В этот час рана еще не распустилась цветком, еще не сияла, и это печалило его. Вместо заветной цели, которая призвала его сюда вслед за беглецом, теперь зияла пустота. Печальный, опустился он наземь, чувствуя, как что-то в сердце у него умирает, не видя более ни радости, ни цели. Он сидел в глубочайшей задумчивости и ждал. Этому, и только этому, научился он подле реки: ждать, быть терпеливым, слушать. И он сидел в дорожной пыли и слушал, слушал свое сердце, его усталые, печальные удары, ждал голоса. Не один час сидел он вслушиваясь и уже не видел картин, погружался в пустоту, тонул в ней, а выхода все не видел. Чувствуя жженье раны, он беззвучно произносил ом, наполнял себя этим словом. Монахи в саду увидели его; поскольку же он сидел на корточках уже много часов и его седые волосы покрылись пылью, один из монахов приблизился и положил перед ним два банана. Старик не заметил их.
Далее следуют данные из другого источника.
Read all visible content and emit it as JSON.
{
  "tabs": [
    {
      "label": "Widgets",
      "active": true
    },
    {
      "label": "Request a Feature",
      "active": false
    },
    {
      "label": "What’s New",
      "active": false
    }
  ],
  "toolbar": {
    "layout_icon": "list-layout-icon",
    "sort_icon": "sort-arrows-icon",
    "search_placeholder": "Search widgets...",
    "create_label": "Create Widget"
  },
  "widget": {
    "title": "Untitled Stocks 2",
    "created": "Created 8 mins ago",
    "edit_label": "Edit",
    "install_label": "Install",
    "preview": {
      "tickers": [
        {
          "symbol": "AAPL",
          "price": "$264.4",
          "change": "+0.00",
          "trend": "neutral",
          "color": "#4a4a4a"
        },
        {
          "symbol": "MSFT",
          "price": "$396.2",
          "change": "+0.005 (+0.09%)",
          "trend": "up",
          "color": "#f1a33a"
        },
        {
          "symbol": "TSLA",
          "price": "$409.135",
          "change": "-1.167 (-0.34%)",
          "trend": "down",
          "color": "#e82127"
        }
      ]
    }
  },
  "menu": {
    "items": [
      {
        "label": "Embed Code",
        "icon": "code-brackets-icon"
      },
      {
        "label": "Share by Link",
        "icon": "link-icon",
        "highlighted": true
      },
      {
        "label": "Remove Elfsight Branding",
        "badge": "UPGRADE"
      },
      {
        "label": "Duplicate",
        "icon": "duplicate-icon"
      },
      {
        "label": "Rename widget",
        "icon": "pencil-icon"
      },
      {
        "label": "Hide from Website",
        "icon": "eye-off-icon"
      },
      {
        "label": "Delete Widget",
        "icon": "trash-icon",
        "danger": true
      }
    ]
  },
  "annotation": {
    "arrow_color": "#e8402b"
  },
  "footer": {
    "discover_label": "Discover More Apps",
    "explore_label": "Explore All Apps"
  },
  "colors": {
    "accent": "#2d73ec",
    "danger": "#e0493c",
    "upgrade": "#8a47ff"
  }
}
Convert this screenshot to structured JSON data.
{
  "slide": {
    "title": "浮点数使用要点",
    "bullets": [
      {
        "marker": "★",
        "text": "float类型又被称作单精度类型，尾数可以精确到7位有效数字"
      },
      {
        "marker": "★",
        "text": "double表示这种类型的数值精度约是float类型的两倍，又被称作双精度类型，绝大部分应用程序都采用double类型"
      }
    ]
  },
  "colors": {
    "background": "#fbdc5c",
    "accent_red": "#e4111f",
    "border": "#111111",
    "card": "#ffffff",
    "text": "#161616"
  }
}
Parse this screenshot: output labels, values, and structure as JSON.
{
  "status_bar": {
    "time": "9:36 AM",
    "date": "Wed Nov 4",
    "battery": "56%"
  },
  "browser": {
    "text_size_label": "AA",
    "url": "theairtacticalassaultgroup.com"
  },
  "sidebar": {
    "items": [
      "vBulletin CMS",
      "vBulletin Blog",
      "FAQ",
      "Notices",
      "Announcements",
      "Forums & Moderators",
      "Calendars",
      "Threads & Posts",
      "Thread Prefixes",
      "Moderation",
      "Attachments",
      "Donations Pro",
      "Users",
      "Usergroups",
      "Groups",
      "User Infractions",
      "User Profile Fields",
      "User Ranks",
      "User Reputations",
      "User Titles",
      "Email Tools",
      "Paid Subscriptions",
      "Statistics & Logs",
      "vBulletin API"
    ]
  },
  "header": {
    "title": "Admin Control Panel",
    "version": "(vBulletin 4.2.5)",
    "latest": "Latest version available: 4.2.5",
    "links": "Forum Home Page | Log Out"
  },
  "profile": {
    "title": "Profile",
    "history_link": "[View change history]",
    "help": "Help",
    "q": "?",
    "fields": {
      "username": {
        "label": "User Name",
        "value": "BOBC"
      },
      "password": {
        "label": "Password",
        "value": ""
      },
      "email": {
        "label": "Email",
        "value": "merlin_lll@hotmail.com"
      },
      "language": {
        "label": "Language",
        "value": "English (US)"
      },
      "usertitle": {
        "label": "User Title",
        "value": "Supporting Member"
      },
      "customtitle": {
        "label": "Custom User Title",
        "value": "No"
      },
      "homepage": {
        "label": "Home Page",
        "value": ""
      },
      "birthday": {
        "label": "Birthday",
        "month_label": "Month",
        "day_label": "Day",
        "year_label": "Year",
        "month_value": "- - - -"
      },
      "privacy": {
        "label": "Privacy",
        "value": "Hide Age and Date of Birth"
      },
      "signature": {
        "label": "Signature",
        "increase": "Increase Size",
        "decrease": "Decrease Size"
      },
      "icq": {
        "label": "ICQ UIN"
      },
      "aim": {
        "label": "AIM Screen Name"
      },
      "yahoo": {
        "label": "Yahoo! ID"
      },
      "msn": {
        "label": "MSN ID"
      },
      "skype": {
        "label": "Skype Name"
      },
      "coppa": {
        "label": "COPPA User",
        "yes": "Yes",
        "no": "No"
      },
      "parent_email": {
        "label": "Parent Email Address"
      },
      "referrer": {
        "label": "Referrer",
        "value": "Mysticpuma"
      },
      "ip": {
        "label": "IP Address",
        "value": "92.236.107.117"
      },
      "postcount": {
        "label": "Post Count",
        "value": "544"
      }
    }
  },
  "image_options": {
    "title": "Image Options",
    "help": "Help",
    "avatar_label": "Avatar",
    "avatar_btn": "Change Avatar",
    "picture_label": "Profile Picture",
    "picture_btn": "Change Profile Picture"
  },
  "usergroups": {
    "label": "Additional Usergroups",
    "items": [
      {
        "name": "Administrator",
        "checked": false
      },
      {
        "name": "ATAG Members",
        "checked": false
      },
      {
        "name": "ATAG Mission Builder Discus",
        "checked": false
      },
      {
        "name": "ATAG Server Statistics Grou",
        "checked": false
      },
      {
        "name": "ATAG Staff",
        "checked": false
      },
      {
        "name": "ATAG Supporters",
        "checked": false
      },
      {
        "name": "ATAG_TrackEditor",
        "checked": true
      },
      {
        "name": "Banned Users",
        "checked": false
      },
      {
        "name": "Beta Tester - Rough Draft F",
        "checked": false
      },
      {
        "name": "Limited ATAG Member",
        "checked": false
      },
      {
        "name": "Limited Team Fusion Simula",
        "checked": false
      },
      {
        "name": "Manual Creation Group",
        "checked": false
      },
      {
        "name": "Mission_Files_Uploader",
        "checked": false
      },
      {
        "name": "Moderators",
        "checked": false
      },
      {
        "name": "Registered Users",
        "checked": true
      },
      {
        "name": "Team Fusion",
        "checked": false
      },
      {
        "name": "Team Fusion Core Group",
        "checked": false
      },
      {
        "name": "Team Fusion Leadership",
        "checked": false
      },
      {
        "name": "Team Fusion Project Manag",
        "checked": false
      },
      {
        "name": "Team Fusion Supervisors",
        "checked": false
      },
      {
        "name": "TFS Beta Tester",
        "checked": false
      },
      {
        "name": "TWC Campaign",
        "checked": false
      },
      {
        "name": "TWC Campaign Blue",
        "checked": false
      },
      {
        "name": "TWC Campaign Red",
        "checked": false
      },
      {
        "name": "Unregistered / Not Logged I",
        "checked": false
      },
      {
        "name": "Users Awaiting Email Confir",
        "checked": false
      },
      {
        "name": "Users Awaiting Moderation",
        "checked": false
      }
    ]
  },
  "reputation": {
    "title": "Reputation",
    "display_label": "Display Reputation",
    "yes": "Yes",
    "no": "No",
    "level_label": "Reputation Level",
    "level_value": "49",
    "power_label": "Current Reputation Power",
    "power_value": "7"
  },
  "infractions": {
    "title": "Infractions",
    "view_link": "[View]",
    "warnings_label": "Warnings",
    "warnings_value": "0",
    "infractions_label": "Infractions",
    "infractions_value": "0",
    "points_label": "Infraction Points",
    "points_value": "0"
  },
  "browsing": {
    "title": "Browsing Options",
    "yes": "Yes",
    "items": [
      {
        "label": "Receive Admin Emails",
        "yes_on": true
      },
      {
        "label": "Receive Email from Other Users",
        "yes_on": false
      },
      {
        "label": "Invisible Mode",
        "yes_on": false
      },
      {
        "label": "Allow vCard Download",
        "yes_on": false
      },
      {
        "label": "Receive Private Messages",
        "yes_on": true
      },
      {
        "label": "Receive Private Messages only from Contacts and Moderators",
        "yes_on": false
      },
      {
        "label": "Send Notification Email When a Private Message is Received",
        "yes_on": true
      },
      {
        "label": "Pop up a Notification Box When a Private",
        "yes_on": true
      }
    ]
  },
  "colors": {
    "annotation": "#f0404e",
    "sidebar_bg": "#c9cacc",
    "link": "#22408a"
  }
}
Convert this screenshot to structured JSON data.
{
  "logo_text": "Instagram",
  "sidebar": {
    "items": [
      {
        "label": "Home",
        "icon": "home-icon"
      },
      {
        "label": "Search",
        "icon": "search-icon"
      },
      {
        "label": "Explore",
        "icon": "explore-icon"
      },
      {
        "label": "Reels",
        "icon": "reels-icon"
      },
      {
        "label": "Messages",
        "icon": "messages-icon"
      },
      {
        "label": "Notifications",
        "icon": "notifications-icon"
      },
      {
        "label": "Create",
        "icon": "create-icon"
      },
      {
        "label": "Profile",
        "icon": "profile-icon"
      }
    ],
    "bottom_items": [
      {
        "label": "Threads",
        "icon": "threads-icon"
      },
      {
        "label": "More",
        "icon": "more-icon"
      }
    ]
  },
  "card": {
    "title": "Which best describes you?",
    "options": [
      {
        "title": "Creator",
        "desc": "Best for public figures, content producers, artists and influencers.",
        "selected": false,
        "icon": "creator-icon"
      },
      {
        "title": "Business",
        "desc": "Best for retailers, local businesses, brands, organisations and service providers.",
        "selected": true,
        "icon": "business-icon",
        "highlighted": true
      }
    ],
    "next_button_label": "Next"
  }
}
Из оцепенения его вывела рука, легко коснувшаяся плеча. Он сразу узнал это прикосновенье, ласковое, робкое, и очнулся. И встал, и поздоровался с Васудевой, который пришел за ним. А когда глянул в доброе лицо Васудевы, в мелкие, точно полные улыбки морщины, в безмятежно-ясные глаза, тоже улыбнулся. Теперь он увидел перед собою бананы, поднял их, дал один перевозчику, второй съел сам. После этого они с Васудевой молча ушли в лес, вернулись домой, к перевозу. Ни тот ни другой не говорили о случившемся сегодня, ни тот ни другой не говорили о бегстве мальчика, не упоминали о ране. В хижине Сиддхартха лег на свою постель, а когда Васудева немного спустя подошел к нему с чашкой кокосового молока, он уже спал.